What does postgres mean with “cluster”?

In Postgres’ parlance a “cluster” is a postgres server. You can have multiple “clusters” on a single host, since you can have multiple postgres servers running in parallel on a host.

Debian’s “cluster” wrapping

Debian adds wrappers around all the postgres commands that extend them with a --cluster $CLUSTER parameter that allows the user to chose a specific “cluster” to run the command on.

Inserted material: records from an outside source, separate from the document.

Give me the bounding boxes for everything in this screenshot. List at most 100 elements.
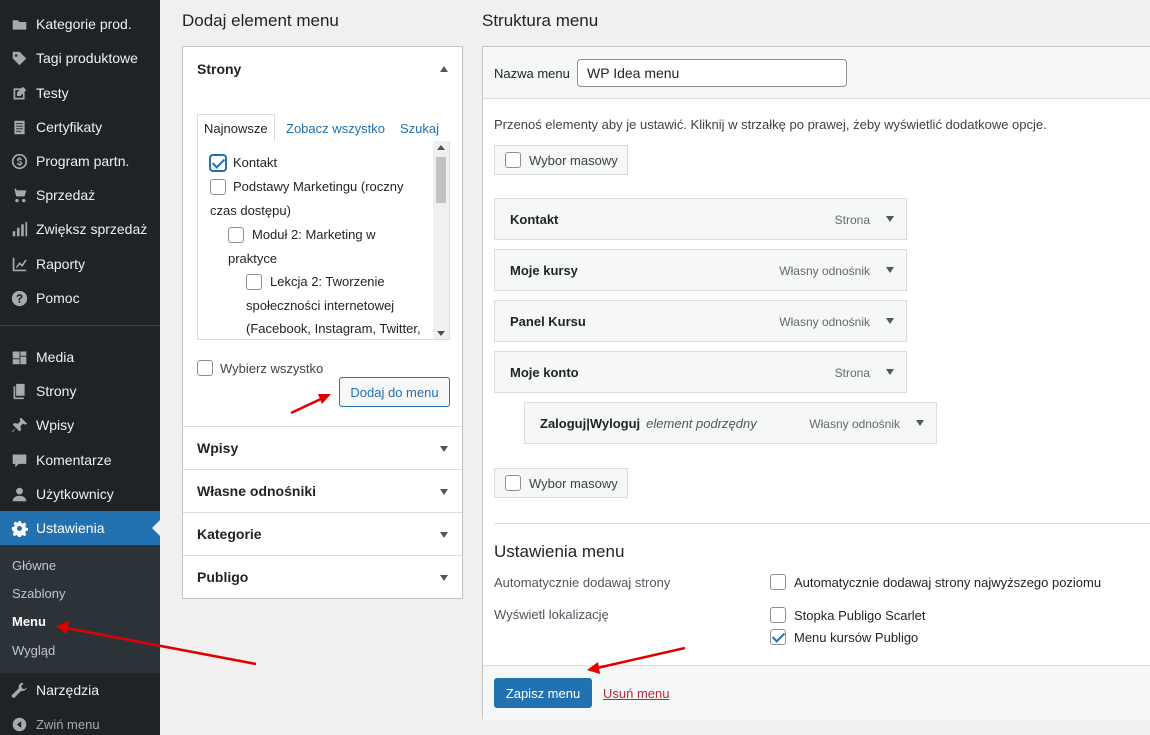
accordion-header-publigo[interactable]: Publigo [183, 555, 462, 598]
menu-item-login-logout[interactable]: Zaloguj|Wyloguj element podrzędny Własny … [524, 402, 937, 444]
bulk-select-checkbox[interactable] [505, 475, 521, 491]
bulk-select-top[interactable]: Wybor masowy [494, 145, 628, 175]
accordion-header-pages[interactable]: Strony [183, 47, 462, 90]
collapse-menu-button[interactable]: Zwiń menu [0, 707, 160, 735]
submenu-item-menu[interactable]: Menu [12, 614, 46, 629]
scroll-thumb[interactable] [436, 157, 446, 203]
bulk-select-bottom[interactable]: Wybor masowy [494, 468, 628, 498]
help-icon [10, 289, 28, 307]
sidebar-item-tests[interactable]: Testy [0, 76, 160, 110]
page-label-module-2: Moduł 2: Marketing w [252, 227, 376, 242]
chevron-down-icon [440, 489, 448, 495]
accordion-header-categories[interactable]: Kategorie [183, 512, 462, 555]
tag-icon [10, 49, 28, 67]
cart-icon [10, 186, 28, 204]
settings-icon [10, 519, 28, 537]
submenu-item-general[interactable]: Główne [12, 558, 56, 573]
dollar-icon [10, 152, 28, 170]
sidebar-separator [0, 325, 160, 326]
sidebar-item-users[interactable]: Użytkownicy [0, 477, 160, 511]
menu-name-input[interactable]: WP Idea menu [577, 59, 847, 87]
sidebar-item-certificates[interactable]: Certyfikaty [0, 110, 160, 144]
sidebar-item-help[interactable]: Pomoc [0, 281, 160, 315]
sidebar-item-posts[interactable]: Wpisy [0, 408, 160, 442]
chevron-down-icon[interactable] [886, 318, 894, 324]
auto-add-option[interactable]: Automatycznie dodawaj strony najwyższego… [770, 574, 1101, 590]
pages-tabs: Najnowsze Zobacz wszystko Szukaj [197, 114, 450, 143]
accordion-header-posts[interactable]: Wpisy [183, 426, 462, 469]
location-option-footer[interactable]: Stopka Publigo Scarlet [770, 607, 926, 623]
chevron-down-icon[interactable] [916, 420, 924, 426]
document-icon [10, 118, 28, 136]
chevron-down-icon[interactable] [886, 216, 894, 222]
chevron-down-icon [440, 446, 448, 452]
sidebar-item-product-tags[interactable]: Tagi produktowe [0, 41, 160, 75]
comment-icon [10, 451, 28, 469]
submenu-item-appearance[interactable]: Wygląd [12, 643, 55, 658]
menu-item-contact[interactable]: Kontakt Strona [494, 198, 907, 240]
sidebar-item-affiliate-program[interactable]: Program partn. [0, 144, 160, 178]
sidebar-item-product-categories[interactable]: Kategorie prod. [0, 7, 160, 41]
sidebar-item-increase-sales[interactable]: Zwiększ sprzedaż [0, 212, 160, 246]
sidebar-item-media[interactable]: Media [0, 340, 160, 374]
bar-chart-icon [10, 220, 28, 238]
sidebar-item-comments[interactable]: Komentarze [0, 443, 160, 477]
menu-name-label: Nazwa menu [494, 66, 570, 81]
chevron-up-icon [440, 66, 448, 72]
folder-icon [10, 15, 28, 33]
checkbox-page-marketing-basics[interactable] [210, 179, 226, 195]
location-option-courses-menu[interactable]: Menu kursów Publigo [770, 629, 918, 645]
page-label-marketing-basics-cont: czas dostępu) [210, 203, 291, 218]
chevron-down-icon[interactable] [886, 369, 894, 375]
save-menu-button[interactable]: Zapisz menu [494, 678, 592, 708]
location-footer-checkbox[interactable] [770, 607, 786, 623]
sidebar-item-pages[interactable]: Strony [0, 374, 160, 408]
checkbox-page-lesson-2[interactable] [246, 274, 262, 290]
menu-item-my-courses[interactable]: Moje kursy Własny odnośnik [494, 249, 907, 291]
sidebar-item-reports[interactable]: Raporty [0, 247, 160, 281]
settings-submenu: Główne Szablony Menu Wygląd [0, 545, 160, 673]
page-label-contact: Kontakt [233, 155, 278, 170]
chevron-down-icon [440, 575, 448, 581]
auto-add-checkbox[interactable] [770, 574, 786, 590]
menu-item-my-account[interactable]: Moje konto Strona [494, 351, 907, 393]
page-label-lesson-2-cont2: (Facebook, Instagram, Twitter, [246, 321, 421, 336]
select-all-checkbox[interactable] [197, 360, 213, 376]
tab-search[interactable]: Szukaj [400, 114, 439, 142]
tab-newest[interactable]: Najnowsze [197, 114, 275, 143]
sidebar-item-sales[interactable]: Sprzedaż [0, 178, 160, 212]
section-divider [494, 523, 1150, 524]
pin-icon [10, 416, 28, 434]
add-to-menu-button[interactable]: Dodaj do menu [339, 377, 450, 407]
menu-name-bar: Nazwa menu WP Idea menu [483, 47, 1150, 99]
checkbox-page-module-2[interactable] [228, 227, 244, 243]
add-menu-items-accordion: Strony Najnowsze Zobacz wszystko Szukaj … [182, 46, 463, 599]
tab-view-all[interactable]: Zobacz wszystko [286, 114, 385, 142]
chevron-down-icon[interactable] [886, 267, 894, 273]
scroll-down-icon[interactable] [437, 331, 445, 336]
edit-icon [10, 84, 28, 102]
sidebar-item-tools[interactable]: Narzędzia [0, 673, 160, 707]
scroll-up-icon[interactable] [437, 145, 445, 150]
menu-settings-title: Ustawienia menu [494, 542, 625, 561]
bulk-select-checkbox[interactable] [505, 152, 521, 168]
select-all-label: Wybierz wszystko [220, 361, 324, 376]
submenu-item-templates[interactable]: Szablony [12, 586, 65, 601]
user-icon [10, 485, 28, 503]
page-label-lesson-2: Lekcja 2: Tworzenie [270, 274, 385, 289]
collapse-icon [10, 715, 28, 733]
pages-icon [10, 382, 28, 400]
delete-menu-link[interactable]: Usuń menu [603, 686, 669, 701]
list-scrollbar[interactable] [433, 141, 449, 339]
location-courses-checkbox[interactable] [770, 629, 786, 645]
subitem-label: element podrzędny [646, 416, 757, 431]
admin-sidebar: Kategorie prod. Tagi produktowe Testy Ce… [0, 0, 160, 735]
checkbox-page-contact[interactable] [210, 155, 226, 171]
instructions-text: Przenoś elementy aby je ustawić. Kliknij… [494, 117, 1047, 132]
chevron-down-icon [440, 532, 448, 538]
menu-item-course-panel[interactable]: Panel Kursu Własny odnośnik [494, 300, 907, 342]
add-menu-item-title: Dodaj element menu [182, 11, 339, 30]
accordion-header-custom-links[interactable]: Własne odnośniki [183, 469, 462, 512]
pages-checklist: Kontakt Podstawy Marketingu (roczny czas… [197, 141, 450, 340]
sidebar-item-settings[interactable]: Ustawienia [0, 511, 160, 545]
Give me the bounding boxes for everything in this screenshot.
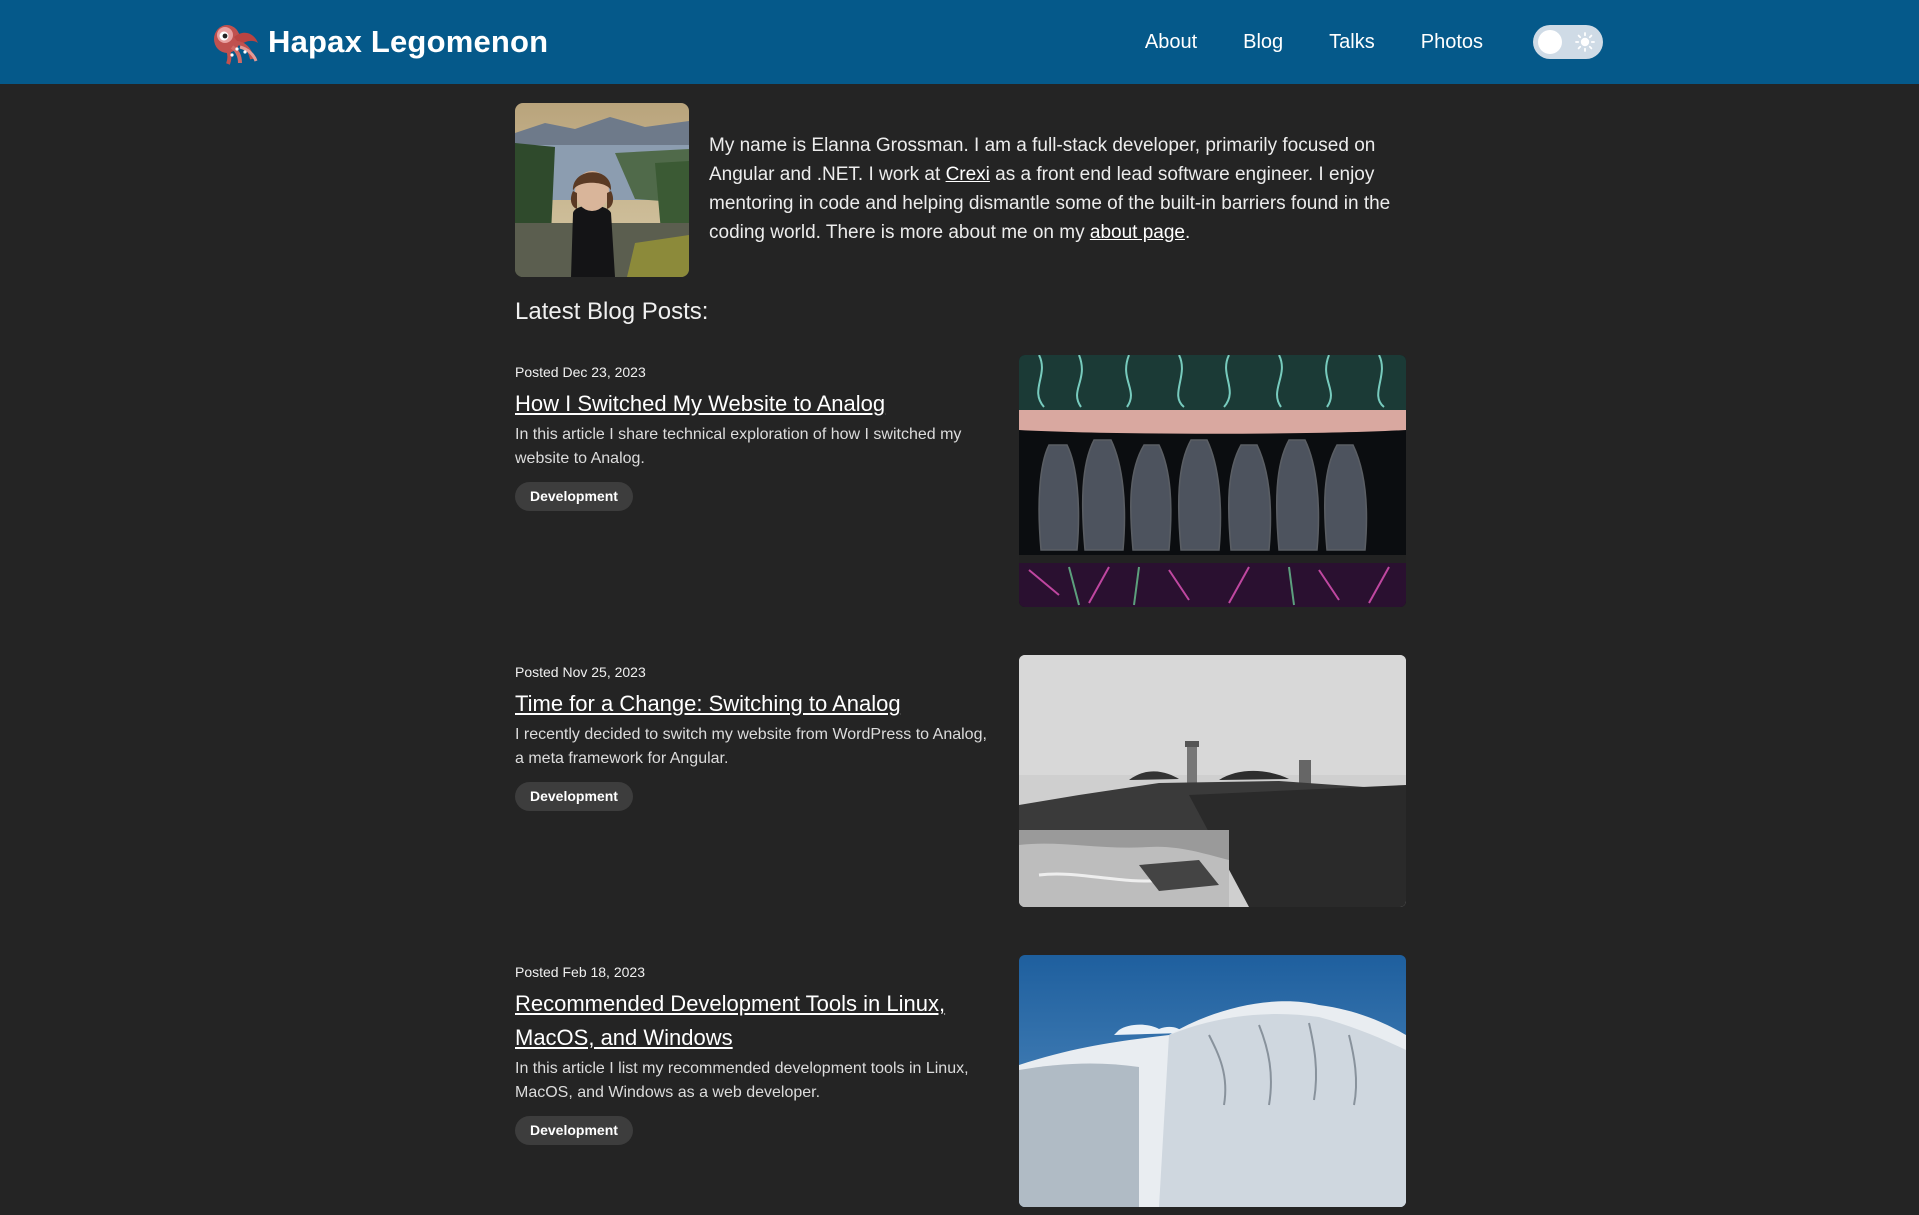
- post-date: Posted Dec 23, 2023: [515, 364, 646, 380]
- nav-photos[interactable]: Photos: [1421, 31, 1483, 54]
- main-nav: About Blog Talks Photos: [1145, 0, 1603, 84]
- tag-badge[interactable]: Development: [515, 482, 633, 511]
- intro-section: My name is Elanna Grossman. I am a full-…: [515, 103, 1406, 277]
- nav-blog[interactable]: Blog: [1243, 31, 1283, 54]
- post-image[interactable]: [1019, 655, 1406, 907]
- theme-toggle[interactable]: [1533, 25, 1603, 59]
- site-header: Hapax Legomenon About Blog Talks Photos: [0, 0, 1919, 84]
- blog-post: Posted Feb 18, 2023 Recommended Developm…: [515, 955, 1406, 1215]
- post-image[interactable]: [1019, 955, 1406, 1207]
- post-image[interactable]: [1019, 355, 1406, 607]
- post-date: Posted Feb 18, 2023: [515, 964, 645, 980]
- post-title-link[interactable]: How I Switched My Website to Analog: [515, 387, 1003, 421]
- post-text: Posted Feb 18, 2023 Recommended Developm…: [515, 963, 1003, 1145]
- nav-about[interactable]: About: [1145, 31, 1197, 54]
- squid-logo-icon: [214, 25, 258, 65]
- post-description: In this article I share technical explor…: [515, 426, 962, 467]
- nav-talks[interactable]: Talks: [1329, 31, 1375, 54]
- post-title-link[interactable]: Time for a Change: Switching to Analog: [515, 687, 1003, 721]
- about-page-link[interactable]: about page: [1090, 222, 1185, 243]
- bio-text: My name is Elanna Grossman. I am a full-…: [709, 131, 1406, 247]
- bio-part-3: .: [1184, 222, 1191, 243]
- blog-post: Posted Dec 23, 2023 How I Switched My We…: [515, 355, 1406, 615]
- home-link[interactable]: Hapax Legomenon: [210, 19, 548, 65]
- post-title-link[interactable]: Recommended Development Tools in Linux, …: [515, 987, 1003, 1055]
- latest-posts-heading: Latest Blog Posts:: [515, 298, 709, 325]
- sun-icon: [1575, 32, 1595, 52]
- post-description: I recently decided to switch my website …: [515, 726, 987, 767]
- tag-badge[interactable]: Development: [515, 782, 633, 811]
- post-text: Posted Dec 23, 2023 How I Switched My We…: [515, 363, 1003, 511]
- blog-post: Posted Nov 25, 2023 Time for a Change: S…: [515, 655, 1406, 915]
- site-title: Hapax Legomenon: [268, 24, 549, 59]
- post-date: Posted Nov 25, 2023: [515, 664, 646, 680]
- tag-badge[interactable]: Development: [515, 1116, 633, 1145]
- post-text: Posted Nov 25, 2023 Time for a Change: S…: [515, 663, 1003, 811]
- crexi-link[interactable]: Crexi: [946, 164, 990, 185]
- post-description: In this article I list my recommended de…: [515, 1060, 969, 1101]
- toggle-knob: [1538, 30, 1562, 54]
- avatar: [515, 103, 689, 277]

In order to find information about clusters, the Debian postgres command wrappers look into /etc/postgresql/. They expect that directory to contain numbered directories, corresponding to postgres version. Thus

/etc/postgresql/
                9.6/
                12/
                ...

The wrappers can be told via the environment variable PG_CLUSTER_CONF_ROOT (by default set to /etc/postgresql/) where they can find their stuff.

You can use the Debian specific pg_lsclusters command to find out what Debian’s wrappers think they know about existing local “clusters”.

Working with postgres setups that don’t follow Debian’s scheme

However not all postgres servers are set up as Debian’s “cluster wrappers” expect them to be.

So f.ex. Zalando’s postgres-operator puts its postgres database under /home/postgres/pgdata/pgroot (no $PG_VERSION there!) and doesn’t care about setting up /etc/postgresql at all.

Under these circumstances Debian’s wrapped postgres commands are still able to work, since they do their work via Unix sockets.

However when using the pg... --cluster $CLUSTER invocation, Debian’s wrappers will break since they won’t find their info under /etc/postgresql/$PG_VERSION.

Where the “cluster” logic is

It’s in /usr/share/perl5/PgCommon.pm (contained in the postgresql-client-common Debian package).

In particular the get_version_clusters function there in is the switching point of it all.

Documentation

Unfortunately Debian’s “cluster wrappers” don’t seem to be documented at all. Pointers welcome.